Conta-se que na ficha de admissão aos aquartelamentos dos movimentos que lutavam pela independência de Angola, em meados dos anos sessenta e setenta do século passado, havia um questionário onde era necessário registar as línguas faladas, dividido em duas secções; uma para as diversas línguas locais, africanas, e outra para as línguas estrangeiras, onde o nosso português não só aparecia deslocado, mas remetido para os subúrbios, para onde a ordenação alfabética atirava o P.

Contudo, seria em português que a independência seria proclamada, que o hino nacional foi cantado, e que a lei fundadora foi registada.

Atualmente, segundo Eduardo Agualusa, flâneur bantu, a língua portuguesa sobrepôs-se às restantes línguas locais angolanas, de uma forma muito mais premente da que existia durante a governação portuguesa, num processo desinteressante porque pode conduzir à morte daquelas línguas.

Naquele tempo, e por experiência própria, lembro-me de ouvir às primeiras horas da madrugada, na Emissora Oficial, o programa A voz de Angola, ser anunciado aos ouvintes, numa série de línguas, quase tantas quanto a diversidade de povos que constituíam aqueles ouvintes, uma cascata inebriante de sons, e onde o português se portava particularmente bem.

A língua dos pescadores superou em muito os desígnios que lhe foram fixados.

É em português que presentemente quase 300 milhões de pessoas no mundo, trabalham para melhorar o presente, e sobretudo pensam o futuro. Um deles o Secretário Geral da ONU.

Com o dever cumprido, os pescadores, julgo pouco ligarem a estas considerações, embrenhados na sua faina e onde a língua serve essencialmente para se relacionarem nos seus portos de abrigo.

Numa conferência a que assisti sobre assuntos de pesca, ouvi uma estória maravilhosa, que julgo que continue a sê-la, mesmo que não seja inteiramente verdade.

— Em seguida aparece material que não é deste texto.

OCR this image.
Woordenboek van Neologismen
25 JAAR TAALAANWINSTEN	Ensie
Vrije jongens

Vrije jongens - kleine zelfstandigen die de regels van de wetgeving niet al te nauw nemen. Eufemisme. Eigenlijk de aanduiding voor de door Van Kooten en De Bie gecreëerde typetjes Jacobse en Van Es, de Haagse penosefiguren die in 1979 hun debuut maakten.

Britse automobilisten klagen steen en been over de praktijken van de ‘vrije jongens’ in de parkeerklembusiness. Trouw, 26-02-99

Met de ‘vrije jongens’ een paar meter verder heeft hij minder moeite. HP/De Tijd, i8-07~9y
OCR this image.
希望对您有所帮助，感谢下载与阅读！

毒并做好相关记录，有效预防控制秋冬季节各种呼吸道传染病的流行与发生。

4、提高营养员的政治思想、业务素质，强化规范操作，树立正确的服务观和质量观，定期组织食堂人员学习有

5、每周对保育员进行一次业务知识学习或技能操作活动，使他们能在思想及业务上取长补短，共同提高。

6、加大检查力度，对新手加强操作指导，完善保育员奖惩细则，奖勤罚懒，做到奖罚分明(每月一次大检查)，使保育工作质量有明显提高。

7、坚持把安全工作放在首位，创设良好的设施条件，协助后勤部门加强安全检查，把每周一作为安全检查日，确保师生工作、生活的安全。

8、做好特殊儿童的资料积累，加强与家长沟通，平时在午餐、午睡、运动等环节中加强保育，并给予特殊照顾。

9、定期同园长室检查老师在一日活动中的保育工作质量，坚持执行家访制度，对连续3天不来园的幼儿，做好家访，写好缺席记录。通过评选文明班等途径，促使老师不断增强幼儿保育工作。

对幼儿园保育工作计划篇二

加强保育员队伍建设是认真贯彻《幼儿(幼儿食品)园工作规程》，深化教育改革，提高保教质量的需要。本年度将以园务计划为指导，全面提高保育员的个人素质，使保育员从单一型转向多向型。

No decorrer de uma das campanhas oceanográficas promovidas pelo Rei D.Carlos, em determinada altura da nossa costa, o iate real deparou-se com uma embarcação de pescadores, a quem por curiosidade do conhecimento das rotas cumpridas naquelas águas, e por dificuldade de identificação da origem da embarcação, fizeram a pergunta:

Vocês são pescadores de Portugal ou de Espanha?

E da embarcação veio a resposta mais precisa e concisa que podia haver.

Nem uma coisa nem outra. Somos da Póvoa do Varzim.